Certa, porque o Estatuto do Idoso impõe a inclusão de conteúdos sobre envelhecimento e valorização da pessoa idosa nos currículos mínimos.
- B)a inclusão é uma faculdade do Município Delta, conforme a sua avaliação das peculiaridades locais.
Errada, porque não se trata de faculdade discricionária do Município, mas de comando legal obrigatório.
- C)a inclusão de conteúdos direcionados a cada camada da população, no currículo mínimo, poderia comprometer o ensino das matérias obrigatórias.
Errada, pois a inclusão desses conteúdos não compromete as matérias obrigatórias; a lei apenas acrescenta uma diretriz formativa.
- D)a dispensa de tratamento diferenciado às temáticas afetas ao idoso não se ajusta à sistemática legal, pois quem possui prioridade são crianças, adolescentes e jovens.

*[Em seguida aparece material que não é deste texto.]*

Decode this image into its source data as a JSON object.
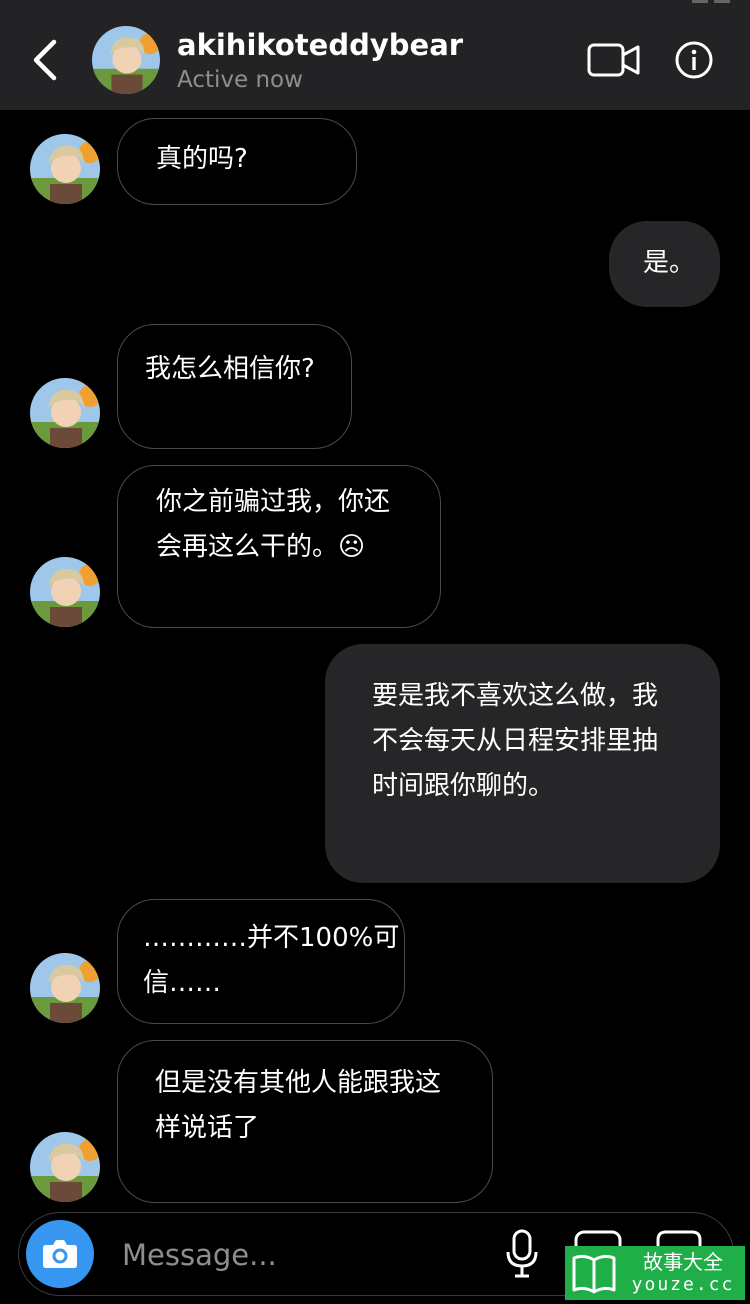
{
  "header": {
    "username": "akihikoteddybear",
    "status": "Active now"
  },
  "messages": [
    {
      "side": "in",
      "text": "真的吗?"
    },
    {
      "side": "out",
      "text": "是。"
    },
    {
      "side": "in",
      "text": "我怎么相信你?"
    },
    {
      "side": "in",
      "text": "你之前骗过我，你还\n会再这么干的。☹"
    },
    {
      "side": "out",
      "text": "要是我不喜欢这么做，我\n不会每天从日程安排里抽\n时间跟你聊的。"
    },
    {
      "side": "in",
      "text": "…………并不100%可\n信……"
    },
    {
      "side": "in",
      "text": "但是没有其他人能跟我这\n样说话了"
    }
  ],
  "composer": {
    "placeholder": "Message..."
  },
  "watermark": {
    "title": "故事大全",
    "site": "youze.cc"
  },
  "icons": [
    "back-arrow-icon",
    "video-call-icon",
    "info-icon",
    "camera-icon",
    "microphone-icon",
    "gallery-icon",
    "sticker-icon",
    "book-icon"
  ]
}
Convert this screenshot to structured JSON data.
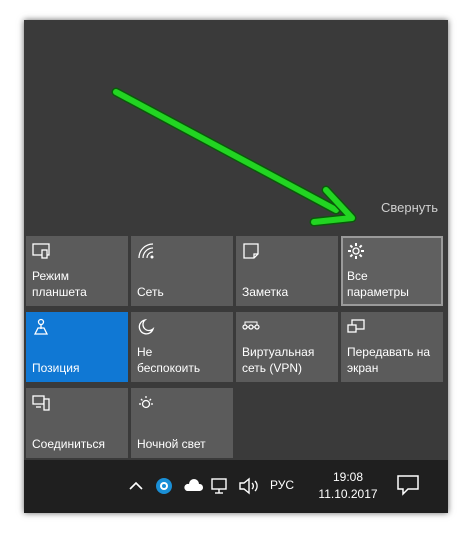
{
  "action_center": {
    "collapse_label": "Свернуть",
    "tiles": [
      {
        "label": "Режим\nпланшета",
        "icon": "tablet-mode-icon"
      },
      {
        "label": "Сеть",
        "icon": "network-icon"
      },
      {
        "label": "Заметка",
        "icon": "note-icon"
      },
      {
        "label": "Все\nпараметры",
        "icon": "gear-icon"
      },
      {
        "label": "Позиция",
        "icon": "location-icon"
      },
      {
        "label": "Не\nбеспокоить",
        "icon": "moon-icon"
      },
      {
        "label": "Виртуальная\nсеть (VPN)",
        "icon": "vpn-icon"
      },
      {
        "label": "Передавать на\nэкран",
        "icon": "project-icon"
      },
      {
        "label": "Соединиться",
        "icon": "connect-icon"
      },
      {
        "label": "Ночной свет",
        "icon": "night-light-icon"
      }
    ]
  },
  "taskbar": {
    "language": "РУС",
    "time": "19:08",
    "date": "11.10.2017"
  },
  "colors": {
    "tile": "#5b5b5b",
    "tile_active": "#1078d4",
    "arrow": "#22d522",
    "taskbar": "#1f1f1f"
  }
}
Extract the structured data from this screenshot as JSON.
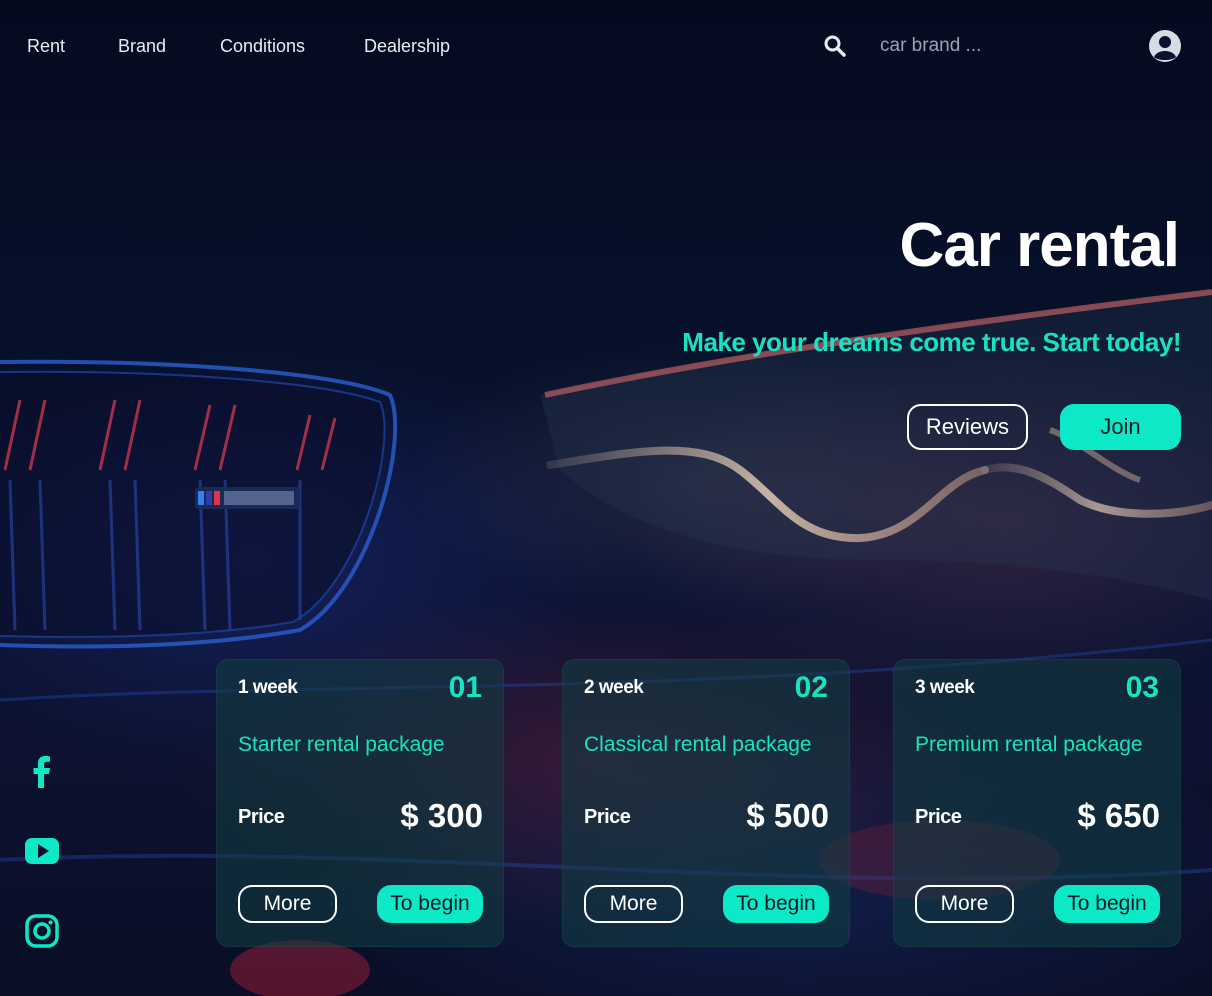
{
  "nav": {
    "links": [
      "Rent",
      "Brand",
      "Conditions",
      "Dealership"
    ]
  },
  "search": {
    "placeholder": "car brand ...",
    "icon": "search-icon"
  },
  "account": {
    "icon": "user-circle-icon"
  },
  "hero": {
    "title": "Car rental",
    "subtitle": "Make your dreams come true. Start today!",
    "reviews_label": "Reviews",
    "join_label": "Join"
  },
  "packages": [
    {
      "period": "1 week",
      "number": "01",
      "name": "Starter rental package",
      "price_label": "Price",
      "price": "$ 300",
      "more_label": "More",
      "begin_label": "To begin"
    },
    {
      "period": "2 week",
      "number": "02",
      "name": "Classical rental package",
      "price_label": "Price",
      "price": "$ 500",
      "more_label": "More",
      "begin_label": "To begin"
    },
    {
      "period": "3 week",
      "number": "03",
      "name": "Premium rental package",
      "price_label": "Price",
      "price": "$ 650",
      "more_label": "More",
      "begin_label": "To begin"
    }
  ],
  "social": [
    "facebook-icon",
    "youtube-icon",
    "instagram-icon"
  ],
  "colors": {
    "accent": "#0de8c7",
    "background": "#04071a",
    "text": "#ffffff"
  }
}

Errada, porque a proteção legal à pessoa idosa é expressa e não depende de comparação hierárquica com crianças, adolescentes e jovens.
Gabarito: A
A questão trata de currículo e de uma obrigação legal bem específica: o Estatuto da Pessoa Idosa determina que os currículos mínimos dos diversos níveis de ensino formal devem conter conteúdos voltados ao processo de envelhecimento, ao respeito e à valorização da pessoa idosa. Ou seja, não é uma ideia bonita deixada ao gosto do gestor, mas uma imposição normativa. Esse ponto aparece no art. 22 da Lei 10.741/2003 (Estatuto do Idoso). A lógica é simples: a escola também forma cidadania, e a educação deve combater o etarismo desde cedo, em vez de fingir que envelhecimento é assunto só de adulto ou de família. O currículo, aqui, funciona como instrumento de inclusão social e de proteção de direitos. Por isso, a alternativa A está correta: a inclusão é obrigatória e decorre da legislação de regência. Em prova, quando a banca fala em “currículo mínimo” e traz um grupo protegido, desconfie de respostas que tratam a matéria como mera opção política local. As demais alternativas tentam deslocar o tema para autonomia do Município, medo de sobrecarga curricular ou hierarquia entre grupos vulneráveis. Só que a lei já resolveu isso expressamente. Em outras palavras: o gestor não escolhe se vai ensinar respeito ao idoso, porque isso já veio no pacote legal.